I ate lots of turkey and
brussels sprouts and also lots of cranberry sauce. Also I ate just a bit of pumpkin pie. But that's kind of it. I didn't over eat and I still ran around with my nieces and got lots of exercise. I'm so grateful for my amazing family. I'm also grateful for my cute, low rent house and for my incredibly sweet roommate and her nice boyfriend (even though they can be annoying), I'm grateful for the cats and for my health. My life is good. I must remember that as much as I can.



Wednesday, November 5, 2008

Obama, Oh boy!

I feel so proud and blessed to be part of this amazing day in American history. How amazing that we as a country united to create such change. I feel hopeful.

Tuesday, November 4, 2008

I voted!

There's no holiday that I love more than election day.

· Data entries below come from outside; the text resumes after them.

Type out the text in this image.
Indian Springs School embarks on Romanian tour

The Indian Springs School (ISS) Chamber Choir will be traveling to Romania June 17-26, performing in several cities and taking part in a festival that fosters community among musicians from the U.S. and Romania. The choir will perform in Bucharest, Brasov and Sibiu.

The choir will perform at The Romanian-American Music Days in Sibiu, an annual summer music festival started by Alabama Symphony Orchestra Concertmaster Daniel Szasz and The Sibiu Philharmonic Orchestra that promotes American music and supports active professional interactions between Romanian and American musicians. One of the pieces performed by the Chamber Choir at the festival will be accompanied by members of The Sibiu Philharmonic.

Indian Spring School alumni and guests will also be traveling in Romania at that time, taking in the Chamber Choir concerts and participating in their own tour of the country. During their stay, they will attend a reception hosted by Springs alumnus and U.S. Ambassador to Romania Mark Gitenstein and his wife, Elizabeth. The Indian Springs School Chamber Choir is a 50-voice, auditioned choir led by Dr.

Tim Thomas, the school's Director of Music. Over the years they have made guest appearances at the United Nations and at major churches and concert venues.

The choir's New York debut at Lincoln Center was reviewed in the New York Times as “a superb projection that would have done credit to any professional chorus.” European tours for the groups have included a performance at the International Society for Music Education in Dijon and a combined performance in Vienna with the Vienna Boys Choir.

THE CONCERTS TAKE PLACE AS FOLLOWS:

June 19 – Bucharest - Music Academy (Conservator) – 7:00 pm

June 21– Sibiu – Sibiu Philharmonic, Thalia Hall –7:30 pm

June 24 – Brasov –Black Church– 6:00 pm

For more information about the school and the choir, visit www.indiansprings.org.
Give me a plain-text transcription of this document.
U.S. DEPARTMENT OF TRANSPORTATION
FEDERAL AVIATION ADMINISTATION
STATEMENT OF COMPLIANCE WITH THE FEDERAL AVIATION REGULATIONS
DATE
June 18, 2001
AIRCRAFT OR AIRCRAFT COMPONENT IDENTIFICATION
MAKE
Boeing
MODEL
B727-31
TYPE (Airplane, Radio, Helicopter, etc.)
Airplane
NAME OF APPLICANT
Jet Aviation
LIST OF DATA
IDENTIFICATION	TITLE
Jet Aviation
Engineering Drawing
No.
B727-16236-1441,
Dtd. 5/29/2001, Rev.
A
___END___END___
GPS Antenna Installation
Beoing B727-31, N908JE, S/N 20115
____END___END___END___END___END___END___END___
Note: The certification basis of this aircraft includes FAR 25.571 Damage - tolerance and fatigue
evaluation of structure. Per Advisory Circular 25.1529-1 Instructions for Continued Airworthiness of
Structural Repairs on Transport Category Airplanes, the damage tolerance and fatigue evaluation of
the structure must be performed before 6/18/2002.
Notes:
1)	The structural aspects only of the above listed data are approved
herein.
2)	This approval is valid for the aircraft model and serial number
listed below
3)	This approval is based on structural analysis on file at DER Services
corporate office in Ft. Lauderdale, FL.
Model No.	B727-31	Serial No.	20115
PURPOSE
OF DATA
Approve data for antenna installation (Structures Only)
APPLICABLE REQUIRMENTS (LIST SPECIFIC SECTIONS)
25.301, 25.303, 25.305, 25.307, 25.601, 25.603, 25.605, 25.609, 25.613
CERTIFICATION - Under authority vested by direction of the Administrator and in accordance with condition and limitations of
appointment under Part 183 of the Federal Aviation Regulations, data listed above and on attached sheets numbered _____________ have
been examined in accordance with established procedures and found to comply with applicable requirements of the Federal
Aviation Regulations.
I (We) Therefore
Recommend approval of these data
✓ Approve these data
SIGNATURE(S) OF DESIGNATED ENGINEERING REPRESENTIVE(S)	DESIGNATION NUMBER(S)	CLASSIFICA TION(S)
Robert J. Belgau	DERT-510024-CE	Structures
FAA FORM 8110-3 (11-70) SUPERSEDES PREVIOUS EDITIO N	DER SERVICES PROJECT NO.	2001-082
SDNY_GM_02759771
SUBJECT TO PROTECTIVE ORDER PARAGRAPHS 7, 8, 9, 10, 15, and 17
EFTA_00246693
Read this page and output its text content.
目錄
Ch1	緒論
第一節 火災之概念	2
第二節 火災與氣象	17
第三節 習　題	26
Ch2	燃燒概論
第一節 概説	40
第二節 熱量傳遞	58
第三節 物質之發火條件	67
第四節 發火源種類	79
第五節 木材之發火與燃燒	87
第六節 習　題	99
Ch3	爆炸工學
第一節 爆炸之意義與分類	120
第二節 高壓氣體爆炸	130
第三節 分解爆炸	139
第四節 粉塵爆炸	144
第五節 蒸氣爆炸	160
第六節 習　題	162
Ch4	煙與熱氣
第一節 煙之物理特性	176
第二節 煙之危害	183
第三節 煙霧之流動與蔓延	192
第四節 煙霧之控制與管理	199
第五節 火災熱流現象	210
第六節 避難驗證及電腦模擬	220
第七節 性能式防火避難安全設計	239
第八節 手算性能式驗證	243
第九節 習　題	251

And this year, there's something just so amazing about being a part of history. An African American man on one ticket, a woman on another. Wow! I'm just so in awe. We're really moving toward change in this country. I am excited.

Tuesday, October 28, 2008

One Month-- Oh My!

I'd like to say that I haven't written in a month because I got locked in a tower because I fell in love with a prince who my evil step father didn't approve of and so I grew my hair so long that he had to climb up my hair to rescue me from the tower, and by the time he got up there, I was so skinny that my size 6 sevens slid down my hips and we made magical tower love and lived happily ever after.

But that didn't happen. I met a jerky guy and had a 3 1/2 week long relationship and Seven doesn't make jeans in my size and I don't have hips, all I have is mid-terms and residual annoyance from a 7 stupid dates with a stupid guy.

At least I lost 6 pounds this month.


Let me tell you about Al. Al is pretty. Al is a pretty California boy who loves his dog, and surfing and Frasier. (Frasier!?-- wtf) He smokes clove cigarettes and has silver hair. His skin is tan, almost brown, but his eyes are light. Our first date he told me that he could fall for me. Our second date, he told me that he was falling for me. Our third date, he told me that he fell for me. Our fourth date he bought me a watch-- it was a shrek watch from burger king, but still, a watch.
Our fifth date he gave me a key to his apartment. Our sixth date he told me that he was beginning to feel overwhelmed. Our seventh date he told me that his ex-girlfriend wanted to get back together. There was no eighth date. Just an email telling me that he was confused and overwhelmed and he thinks that we shouldn't see each other any more. That was 5 days ago.

I'm confused.

I don't understand men.

I have mid-terms.

I miss Charleston Chews.

Monday, September 29, 2008

Lila Lost 2 Pounds and Lila Met a Boy!

I could just end this post right here, but I'll expound slightly. I stepped on the scale on Saturday morning because I felt light, and I said I'll only step on the scale when I was feeling light. So I did because I did. And I'm down 2 more pounds. That's 17 pounds down since I started the Think & Shrink program. Not bad for two months. Saturday night I went to an Irish bar with my girlfriend Erin and her new flame Wil. Wil brought his friend Albert, a computer programmer from San Diego (who moves to Minnesota from San Diego?) Anyway, Albert the programmer was dreamy dreamy dreamy. He has these big blue eyes that look like the sky and he has silver hair! Silver hair! And he's only 28. It's so sexy. Anyway, we're going out on Wednesday. I'm so excited.